Mezarlarının arasında bir kaç metre mesafe var.

Ali Sami Yen'in ölüm yıldönümlerinde ziyaretine giden Galatasaraylılar; daha sonra Süleyman Seba'ya da giderler.

Süleyman Seba'yı ölüm yıldönümlerinde ziyaret eden Beşiktaşlılar; ardından Ali Sami Yen'e de gidip dua ederler.

Ali Sami Yen olmasaydı Galatasaray olmazdı.

Süleyman Seba olmasaydı Beşiktaş bugünkü gibi değil, çok farklı yerde olurdu.

Eğer Beşiktaş-Galatasaray derbileri Türk futbolu için bir renkse... Büyük bir değerse... Milyonlarca kişiyi etkiliyor, tribünler doluyorsa... Bu iki büyük insanın yeri başköşe olmalı değil mi?

Beşiktaş-Galatasaray derbisinde bir büyük ayıp yaşandı 27 Ekim 2019 Pazar günü.

Kale arkasındaki bir grup Beşiktaşlı (!) Ali Sami Yen'e küfür etti koro halinde.

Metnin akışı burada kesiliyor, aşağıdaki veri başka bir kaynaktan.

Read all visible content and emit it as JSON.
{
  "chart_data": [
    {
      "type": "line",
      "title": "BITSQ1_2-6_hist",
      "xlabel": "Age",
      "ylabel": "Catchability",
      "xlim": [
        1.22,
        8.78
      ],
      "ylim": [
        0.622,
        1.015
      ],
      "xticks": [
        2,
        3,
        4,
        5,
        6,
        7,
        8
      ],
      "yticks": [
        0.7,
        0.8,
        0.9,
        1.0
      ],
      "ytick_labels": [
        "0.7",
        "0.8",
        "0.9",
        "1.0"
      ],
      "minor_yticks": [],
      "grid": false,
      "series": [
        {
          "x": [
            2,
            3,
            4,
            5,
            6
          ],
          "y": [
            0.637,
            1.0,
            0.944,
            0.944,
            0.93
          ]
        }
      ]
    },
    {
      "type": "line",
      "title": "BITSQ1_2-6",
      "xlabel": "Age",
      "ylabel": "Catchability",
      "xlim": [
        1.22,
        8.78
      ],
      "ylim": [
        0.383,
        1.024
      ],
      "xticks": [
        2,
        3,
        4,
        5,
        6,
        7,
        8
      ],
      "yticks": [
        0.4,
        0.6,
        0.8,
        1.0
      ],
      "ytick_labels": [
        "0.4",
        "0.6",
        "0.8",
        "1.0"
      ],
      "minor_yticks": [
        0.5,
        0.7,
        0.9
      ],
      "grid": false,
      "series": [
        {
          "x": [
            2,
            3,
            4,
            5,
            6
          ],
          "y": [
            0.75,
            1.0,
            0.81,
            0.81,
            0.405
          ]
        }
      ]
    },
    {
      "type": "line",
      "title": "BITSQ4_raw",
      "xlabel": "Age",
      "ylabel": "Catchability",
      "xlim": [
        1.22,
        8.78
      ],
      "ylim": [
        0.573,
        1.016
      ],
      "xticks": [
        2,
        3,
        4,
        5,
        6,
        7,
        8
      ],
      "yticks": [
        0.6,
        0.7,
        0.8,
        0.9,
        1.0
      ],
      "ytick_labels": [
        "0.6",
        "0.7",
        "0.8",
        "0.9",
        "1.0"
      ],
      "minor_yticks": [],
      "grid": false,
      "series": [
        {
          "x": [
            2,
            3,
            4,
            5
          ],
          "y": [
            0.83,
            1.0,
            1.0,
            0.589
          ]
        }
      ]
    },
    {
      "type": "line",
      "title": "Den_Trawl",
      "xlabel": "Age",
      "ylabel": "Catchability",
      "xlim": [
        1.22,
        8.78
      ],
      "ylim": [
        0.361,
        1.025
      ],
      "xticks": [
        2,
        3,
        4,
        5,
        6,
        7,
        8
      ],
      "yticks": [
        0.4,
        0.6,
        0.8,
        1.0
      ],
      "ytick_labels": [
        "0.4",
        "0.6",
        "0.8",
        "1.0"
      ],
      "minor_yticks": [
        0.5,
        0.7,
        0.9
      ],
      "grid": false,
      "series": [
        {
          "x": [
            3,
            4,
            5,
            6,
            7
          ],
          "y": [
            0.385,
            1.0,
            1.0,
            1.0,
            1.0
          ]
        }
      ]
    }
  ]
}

Hemen yan tribündeki bir grup Galatasaraylı (!) Süleyman Seba'ya küfür etti yine koro halinde.

UTANDIK...

O grubun içindeki bir avuç kendini bilmezin dışındaki Beşiktaşlı ve Galatasaraylılar da utanmıştır; eminim bundan.

Ali Sami Yen ile Süleyman Seba'nın da kemikleri sızlamıştır.

Bu ayıp yapanların yanına kar kalmamalıdır.

İki kulüp ve yöneticileri arasındaki dostluğa, centilmenliğe, kardeşliğe dinamit sokmaya çalışmaktır bu.

O dinamitin fitiline ateş çakılmadan önlemi alınmalıdır.

Bir gün rahmetli Süleyman Seba ile rahmetli Özhan Canaydın'ın masasındaydım, dostlar sofrasında.

Aralarındaki muhabbeti, karşılıklı saygı ve sevgiyi unutamam.

Ama 27 Ekim 2019'u da unutmayacağım.

İki kulübün şu andaki yönetimleri de unutmamalı, atlamamalı.

Bu büyük ayıbı işleyenlere artık ne yapacaklarsa... Onlar Beşiktaş ya da Galatasaray taraftarı sayılmamalı.